All I want to do is talk about them and all I meet are road blocks. There's no natural segues into these conversations...

Neil, watching the NFL draft: "Poor Richardson, doesn't know what he's getting into going to the Browns"
Me, hoping for an opening: "You know who else didn't know what he was getting into - Ambassador Dodd - when he was sent to Berlin in 1932, right before Hitler rose to power."
Me, again, clearly not reading the room: "Sorry, you probably don't want to talk about that right now. But real quick. Did you know that the saloon where John Wilkes Booth plotted to kill Lincoln is now a Chinese restaurant called Wok & Roll? You can drink bubble tea in a booth where they conspired."
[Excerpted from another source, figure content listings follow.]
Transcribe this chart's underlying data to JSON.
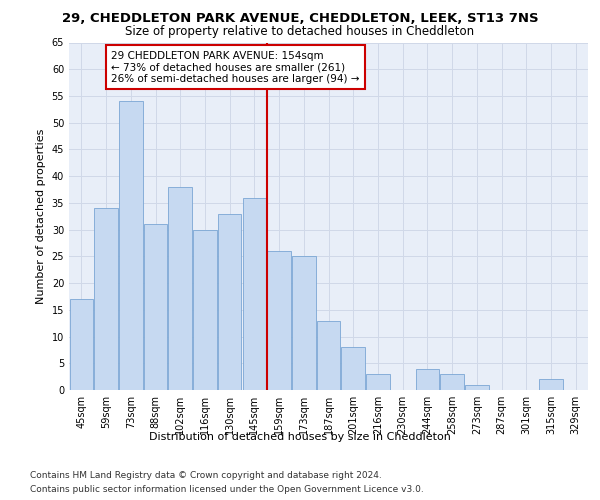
{
  "title_line1": "29, CHEDDLETON PARK AVENUE, CHEDDLETON, LEEK, ST13 7NS",
  "title_line2": "Size of property relative to detached houses in Cheddleton",
  "xlabel": "Distribution of detached houses by size in Cheddleton",
  "ylabel": "Number of detached properties",
  "categories": [
    "45sqm",
    "59sqm",
    "73sqm",
    "88sqm",
    "102sqm",
    "116sqm",
    "130sqm",
    "145sqm",
    "159sqm",
    "173sqm",
    "187sqm",
    "201sqm",
    "216sqm",
    "230sqm",
    "244sqm",
    "258sqm",
    "273sqm",
    "287sqm",
    "301sqm",
    "315sqm",
    "329sqm"
  ],
  "values": [
    17,
    34,
    54,
    31,
    38,
    30,
    33,
    36,
    26,
    25,
    13,
    8,
    3,
    0,
    4,
    3,
    1,
    0,
    0,
    2,
    0
  ],
  "bar_color": "#c6d9f1",
  "bar_edge_color": "#7aa6d4",
  "reference_line_color": "#cc0000",
  "reference_line_index": 7.5,
  "annotation_text": "29 CHEDDLETON PARK AVENUE: 154sqm\n← 73% of detached houses are smaller (261)\n26% of semi-detached houses are larger (94) →",
  "annotation_box_color": "#ffffff",
  "annotation_box_edge": "#cc0000",
  "ylim": [
    0,
    65
  ],
  "yticks": [
    0,
    5,
    10,
    15,
    20,
    25,
    30,
    35,
    40,
    45,
    50,
    55,
    60,
    65
  ],
  "grid_color": "#d0d8e8",
  "bg_color": "#e8eef8",
  "footer_line1": "Contains HM Land Registry data © Crown copyright and database right 2024.",
  "footer_line2": "Contains public sector information licensed under the Open Government Licence v3.0.",
  "title_fontsize": 9.5,
  "subtitle_fontsize": 8.5,
  "label_fontsize": 8,
  "tick_fontsize": 7,
  "annotation_fontsize": 7.5,
  "footer_fontsize": 6.5
}
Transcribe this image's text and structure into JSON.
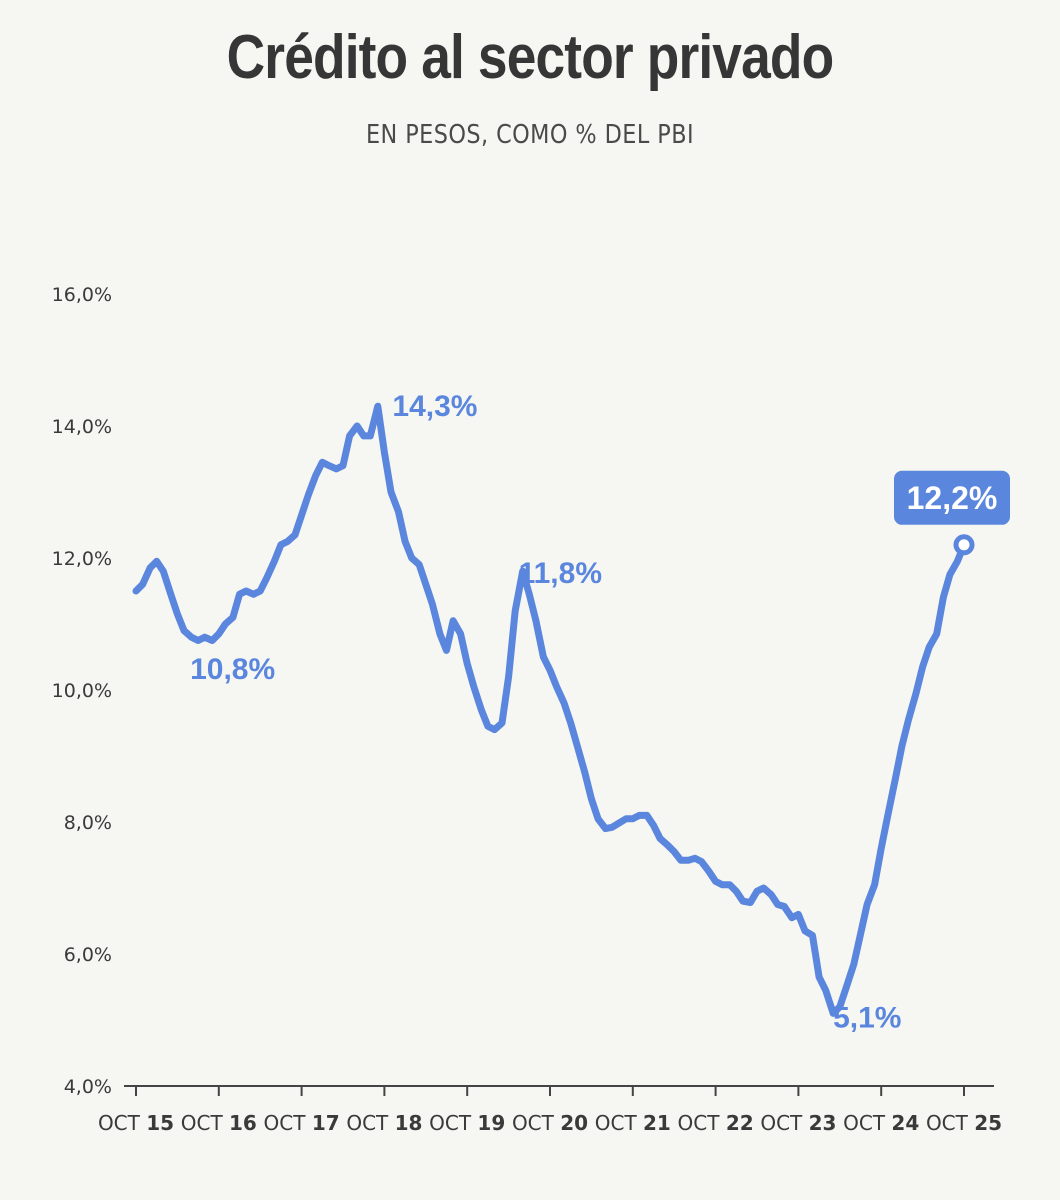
{
  "title": "Crédito al sector privado",
  "subtitle": "EN PESOS, COMO % DEL PBI",
  "colors": {
    "line": "#5a86de",
    "axis": "#444444",
    "text": "#3a3a3a",
    "background": "#f6f6f2"
  },
  "chart_data": {
    "type": "line",
    "title": "Crédito al sector privado",
    "subtitle": "EN PESOS, COMO % DEL PBI",
    "xlabel": "",
    "ylabel": "",
    "ylim": [
      4.0,
      16.0
    ],
    "yticks": [
      4.0,
      6.0,
      8.0,
      10.0,
      12.0,
      14.0,
      16.0
    ],
    "ytick_labels": [
      "4,0%",
      "6,0%",
      "8,0%",
      "10,0%",
      "12,0%",
      "14,0%",
      "16,0%"
    ],
    "xlim": [
      2015.75,
      2025.75
    ],
    "xticks": [
      {
        "x": 2015.75,
        "prefix": "OCT",
        "year": "15"
      },
      {
        "x": 2016.75,
        "prefix": "OCT",
        "year": "16"
      },
      {
        "x": 2017.75,
        "prefix": "OCT",
        "year": "17"
      },
      {
        "x": 2018.75,
        "prefix": "OCT",
        "year": "18"
      },
      {
        "x": 2019.75,
        "prefix": "OCT",
        "year": "19"
      },
      {
        "x": 2020.75,
        "prefix": "OCT",
        "year": "20"
      },
      {
        "x": 2021.75,
        "prefix": "OCT",
        "year": "21"
      },
      {
        "x": 2022.75,
        "prefix": "OCT",
        "year": "22"
      },
      {
        "x": 2023.75,
        "prefix": "OCT",
        "year": "23"
      },
      {
        "x": 2024.75,
        "prefix": "OCT",
        "year": "24"
      },
      {
        "x": 2025.75,
        "prefix": "OCT",
        "year": "25"
      }
    ],
    "grid": false,
    "series": [
      {
        "x": [
          2015.75,
          2015.83,
          2015.92,
          2016.0,
          2016.08,
          2016.17,
          2016.25,
          2016.33,
          2016.42,
          2016.5,
          2016.58,
          2016.67,
          2016.75,
          2016.83,
          2016.92,
          2017.0,
          2017.08,
          2017.17,
          2017.25,
          2017.33,
          2017.42,
          2017.5,
          2017.58,
          2017.67,
          2017.75,
          2017.83,
          2017.92,
          2018.0,
          2018.08,
          2018.17,
          2018.25,
          2018.33,
          2018.42,
          2018.5,
          2018.58,
          2018.67,
          2018.75,
          2018.83,
          2018.92,
          2019.0,
          2019.08,
          2019.17,
          2019.25,
          2019.33,
          2019.42,
          2019.5,
          2019.58,
          2019.67,
          2019.75,
          2019.83,
          2019.92,
          2020.0,
          2020.08,
          2020.17,
          2020.25,
          2020.33,
          2020.42,
          2020.5,
          2020.58,
          2020.67,
          2020.75,
          2020.83,
          2020.92,
          2021.0,
          2021.08,
          2021.17,
          2021.25,
          2021.33,
          2021.42,
          2021.5,
          2021.58,
          2021.67,
          2021.75,
          2021.83,
          2021.92,
          2022.0,
          2022.08,
          2022.17,
          2022.25,
          2022.33,
          2022.42,
          2022.5,
          2022.58,
          2022.67,
          2022.75,
          2022.83,
          2022.92,
          2023.0,
          2023.08,
          2023.17,
          2023.25,
          2023.33,
          2023.42,
          2023.5,
          2023.58,
          2023.67,
          2023.75,
          2023.83,
          2023.92,
          2024.0,
          2024.08,
          2024.17,
          2024.25,
          2024.33,
          2024.42,
          2024.5,
          2024.58,
          2024.67,
          2024.75,
          2024.83,
          2024.92,
          2025.0,
          2025.08,
          2025.17,
          2025.25,
          2025.33,
          2025.42,
          2025.5,
          2025.58,
          2025.67,
          2025.75
        ],
        "y": [
          11.5,
          11.6,
          11.85,
          11.95,
          11.8,
          11.45,
          11.15,
          10.9,
          10.8,
          10.75,
          10.8,
          10.75,
          10.85,
          11.0,
          11.1,
          11.45,
          11.5,
          11.45,
          11.5,
          11.7,
          11.95,
          12.2,
          12.25,
          12.35,
          12.65,
          12.95,
          13.25,
          13.45,
          13.4,
          13.35,
          13.4,
          13.85,
          14.0,
          13.85,
          13.85,
          14.3,
          13.6,
          13.0,
          12.7,
          12.25,
          12.0,
          11.9,
          11.6,
          11.3,
          10.85,
          10.6,
          11.05,
          10.85,
          10.4,
          10.05,
          9.7,
          9.45,
          9.4,
          9.5,
          10.2,
          11.2,
          11.8,
          11.45,
          11.05,
          10.5,
          10.3,
          10.05,
          9.8,
          9.5,
          9.15,
          8.75,
          8.35,
          8.05,
          7.9,
          7.92,
          7.98,
          8.05,
          8.05,
          8.1,
          8.1,
          7.95,
          7.75,
          7.65,
          7.55,
          7.42,
          7.42,
          7.45,
          7.4,
          7.25,
          7.1,
          7.05,
          7.05,
          6.95,
          6.8,
          6.78,
          6.95,
          7.0,
          6.9,
          6.75,
          6.72,
          6.55,
          6.6,
          6.35,
          6.28,
          5.65,
          5.45,
          5.1,
          5.2,
          5.5,
          5.85,
          6.3,
          6.75,
          7.05,
          7.6,
          8.1,
          8.65,
          9.15,
          9.55,
          9.95,
          10.35,
          10.65,
          10.85,
          11.4,
          11.75,
          11.95,
          12.2
        ],
        "end_marker": true
      }
    ],
    "annotations": [
      {
        "text": "14,3%",
        "x": 2018.75,
        "y": 14.3
      },
      {
        "text": "10,8%",
        "x": 2016.5,
        "y": 10.8
      },
      {
        "text": "11,8%",
        "x": 2020.25,
        "y": 11.8
      },
      {
        "text": "5,1%",
        "x": 2024.0,
        "y": 5.1
      },
      {
        "text": "12,2%",
        "x": 2025.75,
        "y": 12.2,
        "style": "badge"
      }
    ]
  }
}
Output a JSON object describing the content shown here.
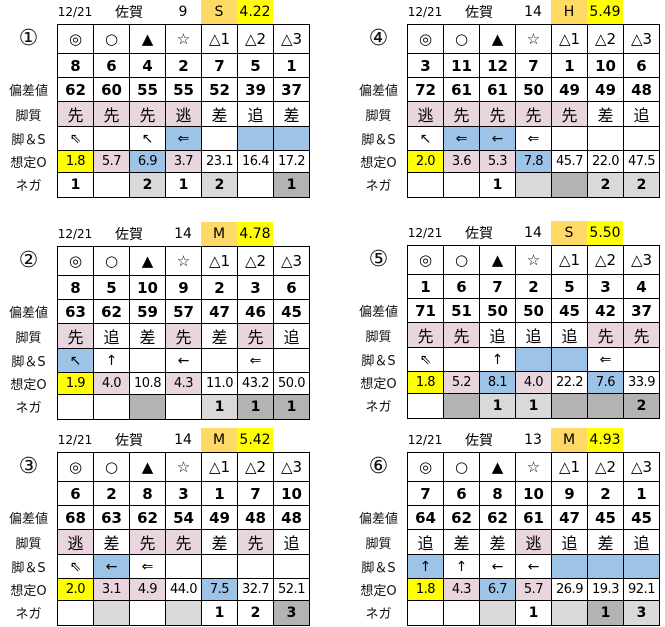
{
  "colors": {
    "y": "#ffff00",
    "p": "#e9d5de",
    "b": "#9dc3e6",
    "l": "#d9d9d9",
    "d": "#b3b3b3",
    "o": "#ffd966",
    "": "#ffffff"
  },
  "marks": [
    "◎",
    "○",
    "▲",
    "☆",
    "△1",
    "△2",
    "△3"
  ],
  "row_labels": {
    "score": "偏差値",
    "style": "脚質",
    "arrow": "脚＆S",
    "odds": "想定O",
    "nega": "ネガ"
  },
  "races": [
    {
      "no": "①",
      "date": "12/21",
      "venue": "佐賀",
      "count": "9",
      "pace": "S",
      "pace_value": "4.22",
      "horses": [
        "8",
        "6",
        "4",
        "2",
        "7",
        "5",
        "1"
      ],
      "scores": [
        "62",
        "60",
        "55",
        "55",
        "52",
        "39",
        "37"
      ],
      "styles": [
        "先",
        "先",
        "先",
        "逃",
        "差",
        "追",
        "差"
      ],
      "styles_bg": [
        "p",
        "p",
        "p",
        "p",
        "",
        "",
        ""
      ],
      "arrows": [
        "⇖",
        "",
        "↖",
        "⇐",
        "",
        "",
        ""
      ],
      "arrows_bg": [
        "",
        "",
        "",
        "b",
        "",
        "b",
        "b"
      ],
      "odds": [
        "1.8",
        "5.7",
        "6.9",
        "3.7",
        "23.1",
        "16.4",
        "17.2"
      ],
      "odds_bg": [
        "y",
        "p",
        "b",
        "p",
        "",
        "",
        ""
      ],
      "nega": [
        "1",
        "",
        "2",
        "1",
        "2",
        "",
        "1"
      ],
      "nega_bg": [
        "",
        "",
        "l",
        "",
        "l",
        "",
        "d"
      ]
    },
    {
      "no": "②",
      "date": "12/21",
      "venue": "佐賀",
      "count": "14",
      "pace": "M",
      "pace_value": "4.78",
      "horses": [
        "8",
        "5",
        "10",
        "9",
        "2",
        "3",
        "6"
      ],
      "scores": [
        "63",
        "62",
        "59",
        "57",
        "47",
        "46",
        "45"
      ],
      "styles": [
        "先",
        "追",
        "差",
        "先",
        "差",
        "先",
        "追"
      ],
      "styles_bg": [
        "p",
        "",
        "",
        "p",
        "",
        "p",
        ""
      ],
      "arrows": [
        "↖",
        "↑",
        "",
        "←",
        "",
        "⇐",
        ""
      ],
      "arrows_bg": [
        "b",
        "",
        "",
        "",
        "",
        "",
        ""
      ],
      "odds": [
        "1.9",
        "4.0",
        "10.8",
        "4.3",
        "11.0",
        "43.2",
        "50.0"
      ],
      "odds_bg": [
        "y",
        "p",
        "",
        "p",
        "",
        "",
        ""
      ],
      "nega": [
        "",
        "",
        "",
        "",
        "1",
        "1",
        "1"
      ],
      "nega_bg": [
        "",
        "",
        "d",
        "",
        "l",
        "d",
        "d"
      ]
    },
    {
      "no": "③",
      "date": "12/21",
      "venue": "佐賀",
      "count": "14",
      "pace": "M",
      "pace_value": "5.42",
      "horses": [
        "6",
        "2",
        "8",
        "3",
        "1",
        "7",
        "10"
      ],
      "scores": [
        "68",
        "63",
        "62",
        "54",
        "49",
        "48",
        "48"
      ],
      "styles": [
        "逃",
        "差",
        "先",
        "先",
        "差",
        "先",
        "追"
      ],
      "styles_bg": [
        "p",
        "",
        "p",
        "p",
        "",
        "p",
        ""
      ],
      "arrows": [
        "⇖",
        "←",
        "⇐",
        "",
        "",
        "",
        ""
      ],
      "arrows_bg": [
        "",
        "b",
        "",
        "",
        "",
        "",
        ""
      ],
      "odds": [
        "2.0",
        "3.1",
        "4.9",
        "44.0",
        "7.5",
        "32.7",
        "52.1"
      ],
      "odds_bg": [
        "y",
        "p",
        "p",
        "",
        "b",
        "",
        ""
      ],
      "nega": [
        "",
        "",
        "",
        "",
        "1",
        "2",
        "3"
      ],
      "nega_bg": [
        "",
        "l",
        "",
        "l",
        "",
        "",
        "d"
      ]
    },
    {
      "no": "④",
      "date": "12/21",
      "venue": "佐賀",
      "count": "14",
      "pace": "H",
      "pace_value": "5.49",
      "horses": [
        "3",
        "11",
        "12",
        "7",
        "1",
        "10",
        "6"
      ],
      "scores": [
        "72",
        "61",
        "61",
        "50",
        "49",
        "49",
        "48"
      ],
      "styles": [
        "逃",
        "先",
        "先",
        "先",
        "先",
        "差",
        "追"
      ],
      "styles_bg": [
        "p",
        "p",
        "p",
        "p",
        "p",
        "",
        ""
      ],
      "arrows": [
        "↖",
        "⇐",
        "←",
        "⇐",
        "",
        "",
        ""
      ],
      "arrows_bg": [
        "",
        "b",
        "b",
        "",
        "",
        "",
        ""
      ],
      "odds": [
        "2.0",
        "3.6",
        "5.3",
        "7.8",
        "45.7",
        "22.0",
        "47.5"
      ],
      "odds_bg": [
        "y",
        "p",
        "p",
        "b",
        "",
        "",
        ""
      ],
      "nega": [
        "",
        "",
        "1",
        "",
        "",
        "2",
        "2"
      ],
      "nega_bg": [
        "",
        "",
        "",
        "l",
        "d",
        "l",
        "l"
      ]
    },
    {
      "no": "⑤",
      "date": "12/21",
      "venue": "佐賀",
      "count": "14",
      "pace": "S",
      "pace_value": "5.50",
      "horses": [
        "1",
        "6",
        "7",
        "2",
        "5",
        "3",
        "4"
      ],
      "scores": [
        "71",
        "51",
        "50",
        "50",
        "45",
        "42",
        "37"
      ],
      "styles": [
        "先",
        "先",
        "追",
        "追",
        "追",
        "先",
        "先"
      ],
      "styles_bg": [
        "p",
        "p",
        "",
        "",
        "",
        "p",
        "p"
      ],
      "arrows": [
        "⇖",
        "",
        "↑",
        "",
        "",
        "⇐",
        ""
      ],
      "arrows_bg": [
        "",
        "",
        "",
        "b",
        "b",
        "",
        ""
      ],
      "odds": [
        "1.8",
        "5.2",
        "8.1",
        "4.0",
        "22.2",
        "7.6",
        "33.9"
      ],
      "odds_bg": [
        "y",
        "p",
        "b",
        "p",
        "",
        "b",
        ""
      ],
      "nega": [
        "",
        "",
        "1",
        "1",
        "",
        "",
        "2"
      ],
      "nega_bg": [
        "",
        "d",
        "l",
        "l",
        "d",
        "d",
        "d"
      ]
    },
    {
      "no": "⑥",
      "date": "12/21",
      "venue": "佐賀",
      "count": "13",
      "pace": "M",
      "pace_value": "4.93",
      "horses": [
        "7",
        "6",
        "8",
        "10",
        "9",
        "2",
        "1"
      ],
      "scores": [
        "64",
        "62",
        "62",
        "61",
        "47",
        "45",
        "45"
      ],
      "styles": [
        "追",
        "差",
        "差",
        "逃",
        "追",
        "差",
        "追"
      ],
      "styles_bg": [
        "",
        "",
        "",
        "p",
        "",
        "",
        ""
      ],
      "arrows": [
        "↑",
        "↑",
        "←",
        "←",
        "",
        "",
        ""
      ],
      "arrows_bg": [
        "b",
        "",
        "",
        "",
        "b",
        "b",
        "b"
      ],
      "odds": [
        "1.8",
        "4.3",
        "6.7",
        "5.7",
        "26.9",
        "19.3",
        "92.1"
      ],
      "odds_bg": [
        "y",
        "p",
        "b",
        "p",
        "",
        "",
        ""
      ],
      "nega": [
        "",
        "",
        "",
        "1",
        "",
        "1",
        "3"
      ],
      "nega_bg": [
        "",
        "",
        "l",
        "",
        "l",
        "d",
        "l"
      ]
    }
  ]
}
So PLEASE help me. I can't join normal parts of society right now. Instead, our only option is for someone to read one/both of these and then talk to me in a little strange societal pocket on the side.

by Erik Larson

by Sarah Vowell

hurry. go. read. help!


  1. I'm reading that next. We should start some sort of beer and books club or something. But only with people who want to read books we like. :)

    1. Tom I almost got overly excited and suggested we meet to discuss this first one at the Hofbrauhaus - but then, is it too themey and uncooth to drink heifeweizen and table dance in response to reading about one of the most horrific things to emerge from Germany? I mean, they do have a beer cheese dip that's out of this world.